All that time to prepare the patsy. Now the only truth: you never know.
CHAPTER SIX
The Patrician
A
few hundred miles south of New York City in the Commonwealth of Virginia, the highway lights were coming on along Old Dominion Road—the broad artery that passed before the entrance to Langley Air Force Base and many other military and intelligence operations on the southern corner of the Chesapeake Bay. In a seventh-floor office nearly identical to the one in Rockefeller Center the double wooden doors were marked:
DEDCI: Deputy Executive Director Central Intelligence
The office of Trevor Andover. Nicknamed by friends and foes alike “DEADKEY,” as if this were a real codename. It wasn’t. His codename was a random series of letters and numbers.
Director Andover was a pale, trim man with something of a bloodless undertaker about him. The aptly named DEADKEY stared out a window at the passing suburban traffic. Behind him an ever-present plasma flat screen flickered with images.
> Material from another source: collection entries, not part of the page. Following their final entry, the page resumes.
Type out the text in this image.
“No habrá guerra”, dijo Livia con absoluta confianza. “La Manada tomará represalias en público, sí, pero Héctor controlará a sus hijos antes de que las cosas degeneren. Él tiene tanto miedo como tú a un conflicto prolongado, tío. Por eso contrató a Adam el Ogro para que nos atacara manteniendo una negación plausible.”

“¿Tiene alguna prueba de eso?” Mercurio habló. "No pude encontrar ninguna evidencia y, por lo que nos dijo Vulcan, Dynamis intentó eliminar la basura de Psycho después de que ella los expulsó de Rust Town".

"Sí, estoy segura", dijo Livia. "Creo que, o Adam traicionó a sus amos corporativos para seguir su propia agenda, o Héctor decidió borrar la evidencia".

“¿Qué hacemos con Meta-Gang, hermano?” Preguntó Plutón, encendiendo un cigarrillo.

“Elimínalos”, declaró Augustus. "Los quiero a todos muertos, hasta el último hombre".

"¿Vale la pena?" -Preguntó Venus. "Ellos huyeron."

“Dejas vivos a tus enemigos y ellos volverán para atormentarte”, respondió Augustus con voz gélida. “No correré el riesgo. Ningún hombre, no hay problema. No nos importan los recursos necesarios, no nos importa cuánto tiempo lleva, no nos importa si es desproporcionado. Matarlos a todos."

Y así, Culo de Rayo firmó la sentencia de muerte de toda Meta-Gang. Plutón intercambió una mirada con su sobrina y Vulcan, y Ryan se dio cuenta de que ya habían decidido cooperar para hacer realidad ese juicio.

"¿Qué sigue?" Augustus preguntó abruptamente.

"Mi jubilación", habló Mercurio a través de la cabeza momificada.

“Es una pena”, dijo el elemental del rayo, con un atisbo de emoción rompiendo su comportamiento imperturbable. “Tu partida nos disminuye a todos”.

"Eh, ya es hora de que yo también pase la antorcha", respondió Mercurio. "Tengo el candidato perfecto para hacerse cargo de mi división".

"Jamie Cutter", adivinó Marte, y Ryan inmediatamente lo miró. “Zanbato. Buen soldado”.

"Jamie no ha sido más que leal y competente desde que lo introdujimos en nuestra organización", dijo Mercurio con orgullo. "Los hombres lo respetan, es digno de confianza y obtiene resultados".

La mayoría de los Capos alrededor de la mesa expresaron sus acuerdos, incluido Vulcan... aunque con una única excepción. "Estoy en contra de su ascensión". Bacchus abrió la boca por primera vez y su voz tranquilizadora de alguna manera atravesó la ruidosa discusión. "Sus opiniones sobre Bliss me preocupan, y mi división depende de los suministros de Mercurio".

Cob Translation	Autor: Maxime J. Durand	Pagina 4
He turned from the passing evening traffic to catch the latest offering on his Eye Spy global scope. The satellite’s name: Long Eye; longitude and latitude: 33˚ 54’ N 35˚ 28’ E; time: 15:45Z; place: LEBANON Beirut. A city square as seen from space. Caption: “Hezbollah ‘Celebration’ South Beirut: 15:45Z.”
The scene showed a hundred thousand people in a Beirut city square, a sea of yellow flags. The crowd chanted: “
Allah Akbarh
, God is Great.” But what they were celebrating was anybody’s guess—no elaboration on Long Eye, no explanation.